Sometimes when I pick up my chef’s knife I get a sort of stage fright. Everything will be going along just fine with my dicing of an onion and then all of a sudden it happens. I try to focus on the vegetable or the fruit I need to cut, and suddenly my attempts to clear my mind of judgement fails and I have to stop. I can’t cut a thing. Even though there’s no one in my kitchen checking my knife sills, I can feel the presence of a great chef judging me.
I think it was last year when my knife skills problem started.
It all began when I saw this one episode of THE NEXT FOOD NETWORK STAR. It was the show when Iron Chef Morimoto tests the hopeful TV chefs with a quick challenge. He hands the contestants a chef’s knife and a fish and tells them to filet the thing.
It was horrifying what happened next. In this pool of talented food professionals, most of the contestants couldn’t filet the fish. One or two skilled people were able to de-bone the fish in just a few minutes, but all the other kitchen jocks just destroyed the fish. It was embarrassing. One woman did such a bad job Morimoto couldn’t even look at her.
He just stared at the messy pile of wasted fish and frowned. “Uh, basically,” he said, “you have no knife skills.”
And that, as they say, was that.
Now every time I step up to my chopping board, I hear Morimoto saying the very same thing to me.
Over and over again.
“Uh, basically, you have no knife skills.”

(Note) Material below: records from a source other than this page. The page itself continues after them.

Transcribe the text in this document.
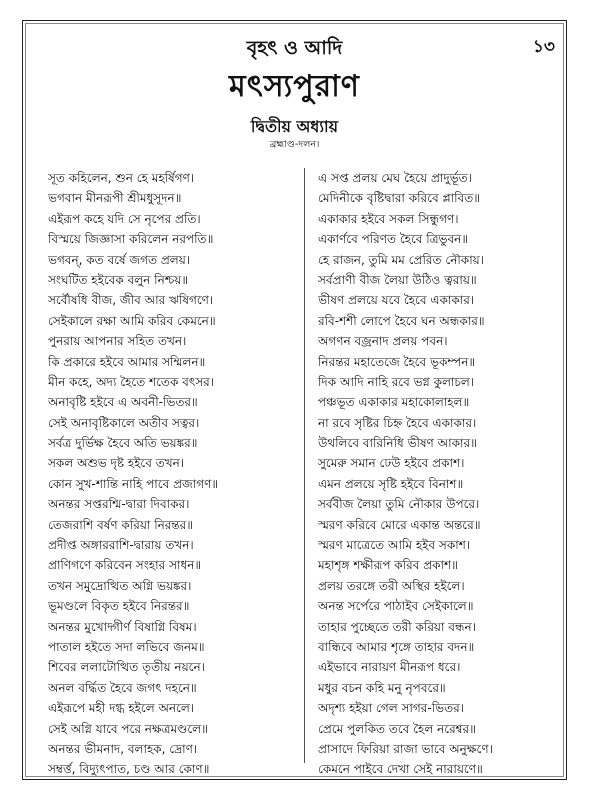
১৩
বৃহৎ ও আদি
মৎস্যপুরাণ
দ্বিতীয় অধ্যায়
ব্রহ্মাণ্ড-দলন।
সূত কহিলেন, শুন হে মহর্ষিগণ।
ভগবান মীনরূপী শ্রীমধুসূদন॥
এইরূপ কহে যদি সে নৃপের প্রতি।
বিস্ময়ে জিজ্ঞাসা করিলেন নরপতি॥
ভগবন্, কত বর্ষে জগত প্রলয়।
সংঘটিত হইবেক বলুন নিশ্চয়॥
সর্বৌষধি বীজ, জীব আর ঋষিগণে।
সেইকালে রক্ষা আমি করিব কেমনে॥
পুনরায় আপনার সহিত তখন।
কি প্রকারে হইবে আমার সম্মিলন॥
মীন কহে, অদ্য হৈতে শতেক বৎসর।
অনাবৃষ্টি হইবে এ অবনী-ভিতর॥
সেই অনাবৃষ্টিকালে অতীব সত্বর।
সর্বত্র দুর্ভিক্ষ হৈবে অতি ভয়ঙ্কর॥
সকল অশুভ দৃষ্ট হইবে তখন।
কোন সুখ-শান্তি নাহি পাবে প্রজাগণ॥
অনন্তর সপ্তরশ্মি-দ্বারা দিবাকর।
তেজরাশি বর্ষণ করিয়া নিরন্তর॥
প্রদীপ্ত অঙ্গাররাশি-দ্বারায় তখন।
প্রাণিগণে করিবেন সংহার সাধন॥
তখন সমুদ্রোত্থিত অগ্নি ভয়ঙ্কর।
ভূমণ্ডলে বিকৃত হইবে নিরন্তর॥
অনন্তর মুখোদ্গীর্ণ বিষাগ্নি বিষম।
পাতাল হইতে সদা লভিবে জনম॥
শিবের ললাটোত্থিত তৃতীয় নয়নে।
অনল বর্দ্ধিত হৈবে জগৎ দহনে॥
এইরূপে মহী দগ্ধ হইলে অনলে।
সেই অগ্নি যাবে পরে নক্ষত্রমণ্ডলে॥
অনন্তর ভীমনাদ, বলাহক, দ্রোণ।
সম্বর্ত্ত, বিদ্যুৎপাত, চণ্ড আর কোণ॥
এ সপ্ত প্রলয় মেঘ হৈয়ে প্রাদুর্ভূত।
মেদিনীকে বৃষ্টিদ্বারা করিবে প্লাবিত॥
একাকার হইবে সকল সিন্ধুগণ।
একার্ণবে পরিণত হৈবে ত্রিভুবন॥
হে রাজন, তুমি মম প্রেরিত নৌকায়।
সর্বপ্রাণী বীজ লৈয়া উঠিও ত্বরায়॥
ভীষণ প্রলয়ে যবে হৈবে একাকার।
রবি-শশী লোপে হৈবে ঘন অন্ধকার॥
অগণন বজ্রনাদ প্রলয় পবন।
নিরন্তর মহাতেজে হৈবে ভূকম্পন॥
দিক আদি নাহি রবে ভগ্ন কুলাচল।
পঞ্চভূত একাকার মহাকোলাহল॥
না রবে সৃষ্টির চিহ্ন হৈবে একাকার।
উথলিবে বারিনিধি ভীষণ আকার॥
সুমেরু সমান ঢেউ হইবে প্রকাশ।
এমন প্রলয়ে সৃষ্টি হইবে বিনাশ॥
সর্ববীজ লৈয়া তুমি নৌকার উপরে।
স্মরণ করিবে মোরে একান্ত অন্তরে॥
স্মরণ মাত্রেতে আমি হইব সকাশ।
মহাশৃঙ্গ শক্ষীরূপ করিব প্রকাশ॥
প্রলয় তরঙ্গে তরী অস্থির হইলে।
অনন্ত সর্পেরে পাঠাইব সেইকালে॥
তাহার পুচ্ছেতে তরী করিয়া বন্ধন।
বান্ধিবে আমার শৃঙ্গে তাহার বদন॥
এইভাবে নারায়ণ মীনরূপ ধরে।
মধুর বচন কহি মনু নৃপবরে॥
অদৃশ্য হইয়া গেল সাগর-ভিতর।
প্রেমে পুলকিত তবে হৈল নরেশ্বর॥
প্রাসাদে ফিরিয়া রাজা ভাবে অনুক্ষণে।
কেমনে পাইবে দেখা সেই নারায়ণে॥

No matter how swift (“Uh, basically, you have no knife skills”) or how uniformed my technique (“Uh, basically, you have no knife skills”), I feel Morimoto’s critical gaze checking my work. Sometimes, even my husband says the dreaded phrase (“Uh, basically, you have no knife skills”)—just to mess with me.
But all of that is over now.
Thanks to the Cooks Library and swell guy named Peter Hertzmann and his book Knife Skills Illustrated, I’ll be slicing my onions like a master.
This book is my new bible. Whenever I’m ready to slice and dice, I pick up my Knife Skills book and get reading. The pages are full of great illustrations that make learning knife skills from a book absolutely possible.
Like this illustration, for example. Basically, I had no idea I was holding the knife wrong. According to Hertzman, if you want to have great knife skills, it’s all about the pinch grip.
I’m so down with the pinch grip.
This, my friends, is me doing the pinch grip.
I have to agree with my new friend Peter, the pinch grip gives me way more control over the knife. Holding the knife like this hurts a little at first (tender hands of a novice), but very soon I’ll get a knife-skills-blister just like the pros! I’m so excited!
I’m so excited, I even took pictures of myself cutting brussels sprouts. Because I’m a big fat food blogging nerd.
I’m beside myself happy. There are just so many vegetables to be sliced. Multitudes of onions to practice on. I can’t wait to perfect the art of deboning a chicken! Just you wait Morimoto. I’ll have knife skills yet!